At one time, I implemented data sets that contained historical time series. Each data set was composed of a set of individual time series modeling one measurement. Not only did each data set have a name but each individual series had a similar name.
Given this problem, the following Java code models an interface for a time series::
public interface TimeSeries {
public String getName();
public Calendar getStartTime();
public TimePeriod getPeriod();
public ArrayList<DataPoint> getSamples();
public void AddPoint (DataPoint aNewPoint);
public DataPoint GetPoint(int k);
};
public interface DataPoint {
public double getValue();
public Calendar getSampleTime();
};
Implementing this interface does not produce a particularly object-oriented solution. One can envision a single class that simply implements this interface. The solution becomes much more interesting when we consider how to create these series programatically.
Historically, data was available in a sanitized form. In this form, data had a single period and every measurement had a time stamp that was a exact multiple of that period. This regularity allowed programmers to compress the data. In addition, although we had a measurement at every time period, some of those values were "magic." That is, legacy data used a sentinel value to indicating that we actually had no data.
Current technology in this particular domain now allows us to take advantage of the actual sample times; in other words, we can take advantage of the "jiggles" in the actual sample times. In addition, current technology allows us to take advantage of invalid or missing data. As a result, the specification preferred storing actual data instead of the sanitized form.
Finally, we have some additional time series that we capture irregularly. It still is a time series but it can be thought of as "sparsely" or "nominally" regular. An example are laboratory samples taken from a factory floor. Although the samples are taken "every six hours", the variation from this period is measured in minutes and hours instead of seconds and milliseconds.
These different "input types" produce the object-oriented characteristics of our solution. When we handle legacy data, we want to take advantage of the regularity of the data. When we create a time series from data captured now, we want "jiggly" data. Finally, we want our code to handle our "irregular data." Most importantly, we want to allow client objects to handle time series from these different sources in the same way.
Given these constraints, you can probably already design a class hierarchy:
- TimeSeries (client interface)
- AbstractTimeSeries (common implementation)
- RegularTimeSeries (for regular, sanitized legacy data)
- AlmostRegTimeSeries (for data collected with today's technology)

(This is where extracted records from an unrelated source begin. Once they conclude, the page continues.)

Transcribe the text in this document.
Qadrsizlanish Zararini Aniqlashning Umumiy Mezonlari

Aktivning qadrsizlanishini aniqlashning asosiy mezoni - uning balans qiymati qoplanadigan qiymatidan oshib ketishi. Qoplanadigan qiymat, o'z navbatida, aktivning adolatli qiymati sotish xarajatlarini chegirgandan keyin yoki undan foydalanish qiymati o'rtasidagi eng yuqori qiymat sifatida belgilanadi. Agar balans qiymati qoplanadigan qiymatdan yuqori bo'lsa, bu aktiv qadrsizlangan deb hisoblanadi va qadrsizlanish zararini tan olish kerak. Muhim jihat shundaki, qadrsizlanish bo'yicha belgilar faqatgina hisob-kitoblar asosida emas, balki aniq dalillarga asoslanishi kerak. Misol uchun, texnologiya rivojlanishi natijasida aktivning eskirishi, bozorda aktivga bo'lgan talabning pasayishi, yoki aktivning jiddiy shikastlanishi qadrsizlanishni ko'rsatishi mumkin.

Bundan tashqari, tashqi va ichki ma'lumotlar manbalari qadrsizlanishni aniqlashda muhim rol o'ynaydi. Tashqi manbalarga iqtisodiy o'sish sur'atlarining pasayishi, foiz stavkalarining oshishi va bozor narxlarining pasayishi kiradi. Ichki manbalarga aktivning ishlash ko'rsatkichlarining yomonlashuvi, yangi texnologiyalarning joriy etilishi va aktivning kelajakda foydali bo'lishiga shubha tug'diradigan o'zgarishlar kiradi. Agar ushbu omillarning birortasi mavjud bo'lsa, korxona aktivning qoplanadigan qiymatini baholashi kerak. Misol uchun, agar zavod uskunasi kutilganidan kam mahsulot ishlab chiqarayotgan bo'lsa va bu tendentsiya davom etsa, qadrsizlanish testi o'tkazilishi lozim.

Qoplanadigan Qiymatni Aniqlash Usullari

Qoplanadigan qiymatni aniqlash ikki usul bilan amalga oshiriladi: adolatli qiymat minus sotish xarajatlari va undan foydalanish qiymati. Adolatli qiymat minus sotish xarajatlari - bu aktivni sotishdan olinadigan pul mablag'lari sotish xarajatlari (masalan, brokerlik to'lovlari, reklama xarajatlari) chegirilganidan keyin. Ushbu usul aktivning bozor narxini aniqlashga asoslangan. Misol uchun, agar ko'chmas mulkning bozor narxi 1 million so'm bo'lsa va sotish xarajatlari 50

- IrregularTimeSeries (for our sparse, "irregular" data)
- AbstractTimeSeries (common implementation)
My question, and hopefully yours, is, "How would we solve this problem using Clojure?"
The file test/chug_time_series/time_series.clj contains unit tests. Because I created these tests from my idea of how to build it, they probably contain some "bias" on how to implement a solution.
This solution contains four different tags representing four different stages of development.
* ts_constructor - A very simple implementation of the time
series constructor.
* ts_ctor_refactor - Refactor the constructor implementation to
remove duplicate code.
* add_point - Added feature to add points to the time series.
* add_point_refactor - Refactored code to eliminate duplicate
code by introducing an ad hoc hierarchy.
In addition, the tip revision contains a file named CrossParadigmProgramming.pdf. This file is a presentation that I gave at the Clojure Houston User Group.